L'auteur, le livre (131 pages, 2013, 2010 en VO) :
Mais oui, après les polars d'
Indriðason, il y a bien une autre littérature en Islande : voici
Bergsveinn Birgisson avec
La lettre à Helga, une lettre d'amour, un monologue, que l'éditeur présente assez justement comme l'étrange confession amoureuse d'un éleveur de brebis islandais.

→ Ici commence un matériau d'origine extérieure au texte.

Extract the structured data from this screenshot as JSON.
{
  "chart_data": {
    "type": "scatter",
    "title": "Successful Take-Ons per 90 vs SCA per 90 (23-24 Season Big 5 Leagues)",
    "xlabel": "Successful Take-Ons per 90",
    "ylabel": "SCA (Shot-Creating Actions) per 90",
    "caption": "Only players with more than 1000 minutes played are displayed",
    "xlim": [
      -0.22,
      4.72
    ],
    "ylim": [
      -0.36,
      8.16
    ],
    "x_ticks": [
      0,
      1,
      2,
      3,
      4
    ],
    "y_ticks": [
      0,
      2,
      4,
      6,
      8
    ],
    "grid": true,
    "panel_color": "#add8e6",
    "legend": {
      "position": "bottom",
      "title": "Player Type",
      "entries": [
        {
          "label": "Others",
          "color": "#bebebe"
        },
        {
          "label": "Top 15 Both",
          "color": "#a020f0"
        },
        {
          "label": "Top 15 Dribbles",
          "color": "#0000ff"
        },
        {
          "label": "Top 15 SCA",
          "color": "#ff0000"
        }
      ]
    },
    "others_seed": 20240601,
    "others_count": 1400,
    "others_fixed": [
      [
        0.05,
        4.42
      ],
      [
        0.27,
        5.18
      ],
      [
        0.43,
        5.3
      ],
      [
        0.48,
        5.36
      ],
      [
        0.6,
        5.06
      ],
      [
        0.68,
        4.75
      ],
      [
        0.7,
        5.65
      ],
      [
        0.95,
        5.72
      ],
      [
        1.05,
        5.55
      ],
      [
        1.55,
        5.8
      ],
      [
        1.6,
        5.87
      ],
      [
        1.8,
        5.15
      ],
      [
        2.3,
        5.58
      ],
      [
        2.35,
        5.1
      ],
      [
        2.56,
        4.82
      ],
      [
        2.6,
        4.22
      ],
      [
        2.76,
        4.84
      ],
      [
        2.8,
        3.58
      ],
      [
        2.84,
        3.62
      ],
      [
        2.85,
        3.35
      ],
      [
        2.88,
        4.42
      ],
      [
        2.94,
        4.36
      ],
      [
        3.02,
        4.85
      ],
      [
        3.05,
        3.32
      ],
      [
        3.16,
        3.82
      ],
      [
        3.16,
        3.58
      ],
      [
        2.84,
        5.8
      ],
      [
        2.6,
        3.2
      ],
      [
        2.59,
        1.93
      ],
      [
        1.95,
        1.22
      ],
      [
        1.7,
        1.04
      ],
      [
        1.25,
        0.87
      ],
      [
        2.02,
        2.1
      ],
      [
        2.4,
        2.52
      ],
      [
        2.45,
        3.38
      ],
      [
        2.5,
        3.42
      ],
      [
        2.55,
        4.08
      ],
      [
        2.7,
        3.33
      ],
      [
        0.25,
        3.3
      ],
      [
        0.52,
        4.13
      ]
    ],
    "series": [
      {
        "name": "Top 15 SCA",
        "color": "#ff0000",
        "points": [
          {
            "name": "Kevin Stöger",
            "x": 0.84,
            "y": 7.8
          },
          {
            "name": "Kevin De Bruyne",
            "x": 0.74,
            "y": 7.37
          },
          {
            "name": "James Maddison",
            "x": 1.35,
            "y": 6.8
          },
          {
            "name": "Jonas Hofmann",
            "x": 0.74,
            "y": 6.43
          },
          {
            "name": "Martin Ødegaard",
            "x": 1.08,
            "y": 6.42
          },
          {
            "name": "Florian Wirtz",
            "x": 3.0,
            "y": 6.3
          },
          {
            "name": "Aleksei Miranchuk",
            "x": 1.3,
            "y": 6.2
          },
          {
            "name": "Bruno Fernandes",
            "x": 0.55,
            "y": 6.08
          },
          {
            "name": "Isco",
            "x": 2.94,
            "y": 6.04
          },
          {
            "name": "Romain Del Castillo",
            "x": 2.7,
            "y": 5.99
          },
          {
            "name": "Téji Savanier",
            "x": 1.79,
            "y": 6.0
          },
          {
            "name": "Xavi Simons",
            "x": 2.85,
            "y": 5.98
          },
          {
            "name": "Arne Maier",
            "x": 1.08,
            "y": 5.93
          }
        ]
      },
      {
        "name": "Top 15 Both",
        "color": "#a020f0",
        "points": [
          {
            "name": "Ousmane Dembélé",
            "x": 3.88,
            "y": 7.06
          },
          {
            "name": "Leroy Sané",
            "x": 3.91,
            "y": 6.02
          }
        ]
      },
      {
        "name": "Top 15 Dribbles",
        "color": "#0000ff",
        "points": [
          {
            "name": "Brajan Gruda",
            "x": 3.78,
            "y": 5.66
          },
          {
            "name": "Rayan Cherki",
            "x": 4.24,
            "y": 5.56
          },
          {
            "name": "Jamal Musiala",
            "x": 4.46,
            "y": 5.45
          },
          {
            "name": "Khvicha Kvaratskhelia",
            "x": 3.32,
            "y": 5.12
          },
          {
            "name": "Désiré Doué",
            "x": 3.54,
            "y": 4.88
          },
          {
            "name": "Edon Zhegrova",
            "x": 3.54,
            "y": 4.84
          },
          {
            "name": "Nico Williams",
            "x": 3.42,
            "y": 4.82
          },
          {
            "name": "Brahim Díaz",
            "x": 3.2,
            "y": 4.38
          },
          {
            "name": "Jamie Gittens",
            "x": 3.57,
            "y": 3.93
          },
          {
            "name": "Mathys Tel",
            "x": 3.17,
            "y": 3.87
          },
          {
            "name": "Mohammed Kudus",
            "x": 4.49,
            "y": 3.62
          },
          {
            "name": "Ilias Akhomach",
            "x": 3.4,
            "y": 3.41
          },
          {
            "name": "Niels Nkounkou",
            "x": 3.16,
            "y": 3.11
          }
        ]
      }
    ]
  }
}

Birgisson est spécialiste en littérature médiévale scandinave (mais n'est-ce pas le propre de tous les islandais ?!), et il est le dépositaire des histoires transmises par son grand-père qui fut, comme le héros du livre, éleveur et pêcheur dans le nord-ouest de l'île.
On aime beaucoup :
On aime la belle langue (et sans doute la belle traduction) qui donne à ce monologue toute sa musicalité qui réussit à transformer cette lettre d'amour en une véritable saga nordique.
On aime les anecdotes savoureuses qui fleurissent tout au long de ce récit truculent et qui lui donnent une saveur toute particulière (celle de l'urine fermentée peut-être ?!!!).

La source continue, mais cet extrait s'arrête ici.